(ASI) Le piogge torrenziali cadute tra Toscana ed Emilia Romagna nelle scorse settimane, e le conseguenti frane e smottamenti, hanno fatto riemergere dal passato a Palazzuolo, un comune di poco più di mille abitanti nell'Appennino tosco-romagnolo, una discarica: 60.000 tonnellate rifiuti di ogni tipo risalenti a più di cinquant'anni fa sono finiti nel letto e sulle rive di un torrente, il Rovigo, e trasportati più a valle dall'acqua.
La discarica, risalente al 1971, non era neppure indicata nell'elenco delle discariche curato dall'Azienda Regionale per la Protezione Ambientale della Toscana (ARPAT) ed è il risultato di un accordo tra la città di Firenze, che aveva dei problemi con la gestione dei rifiuti, con l'amministrazione di Palazzuolo: in cambio di uno spazio in cui depositare una parte dei rifiuti versò al Comune 4 milioni e mezzo di lire e donò un autocompattatore per la raccolta dei rifiuti e due mezzi più piccoli, ed inoltre promise di versare ulteriori 2 milioni di lire al mese per la durata dell'uso della discarica.
Si parla impropriamente di discarica perché all'epoca non vi era nessuna normativa riguardo allo smaltimento della spazzatura, la realtà è che era un accumulo di rifiuti, senza isolamento del suolo o copertura per evitare contaminazioni, e questo accumulo ora è franato nel torrente Rovigo con il rischio di contaminazione delle sue acque e di quelle del Santerno e poi del Reno di cui è affluente.

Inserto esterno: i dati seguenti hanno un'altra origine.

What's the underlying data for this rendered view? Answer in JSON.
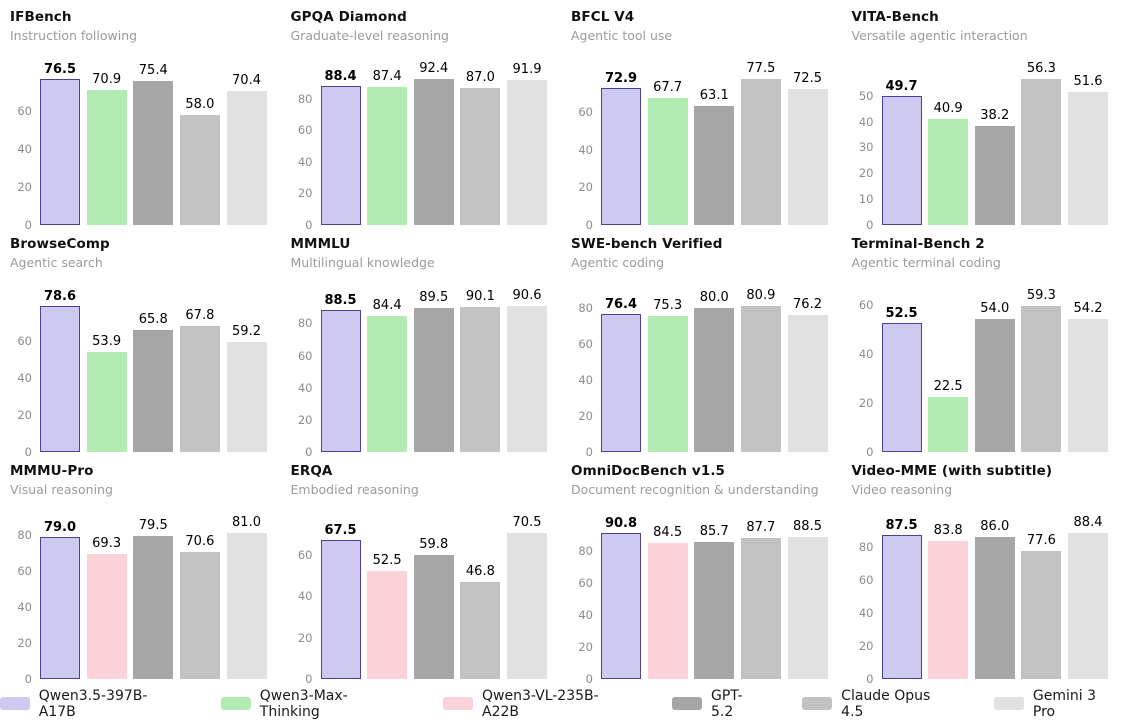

La risposta di HERA, l'azienda multiservizi che opera attualmente nel territorio, è stata quella di far installare due reti per trattenere i rifiuti poco più a valle della frana, una misura assolutamente inadeguata ed insufficiente anche a fronte dell'enorme numero di rifiuti che sono finiti attorno al letto del torrente.
L'amministrazione ha impedito ai volontari di procedere al recupero dei rifiuti a mano, unico modo per procedere su terreni scoscesi e impervi, dove è difficile intervenire con delle macchine.
Il disastro ambientale è dunque evidente ma si continua a minimizzare e procedere con lentezza, come nel caso di alcuni interventi con gli scavatori effettuati a piede della discarica cercando di contenere ma con ritardi mostruosi.Tutto ciò nonostante, nell'interrogazione che il deputato del Partito Comunista Italiano Vespignani, fece nel 1971 e che di fatto bloccò lo sversamento di ulteriori rifiuti, si parla di quattro diversi spazi individuati per la dispersione dei rifiuti.
Da parte dell'amministrazione di Fiorenzuola, comune maggiormente interessato dalla dispersione dei rifiuti, continuano silenzio ed inazione, dopo 26 giorni dal disastro nessuna ditta specializzata ha operato per la bonifica delle acque del Rovigosi. Serve che si proceda con maggiore chiarezza e rapidità, permettendo anche ai volontari esperti di intervenire per aiutare nella raccolta manuale prima che la contaminazione divenga irreversibile" Così in una nota, Elena Mazzoni,: Responsabile Nazionale Ambiente di Rifondazione Comunista.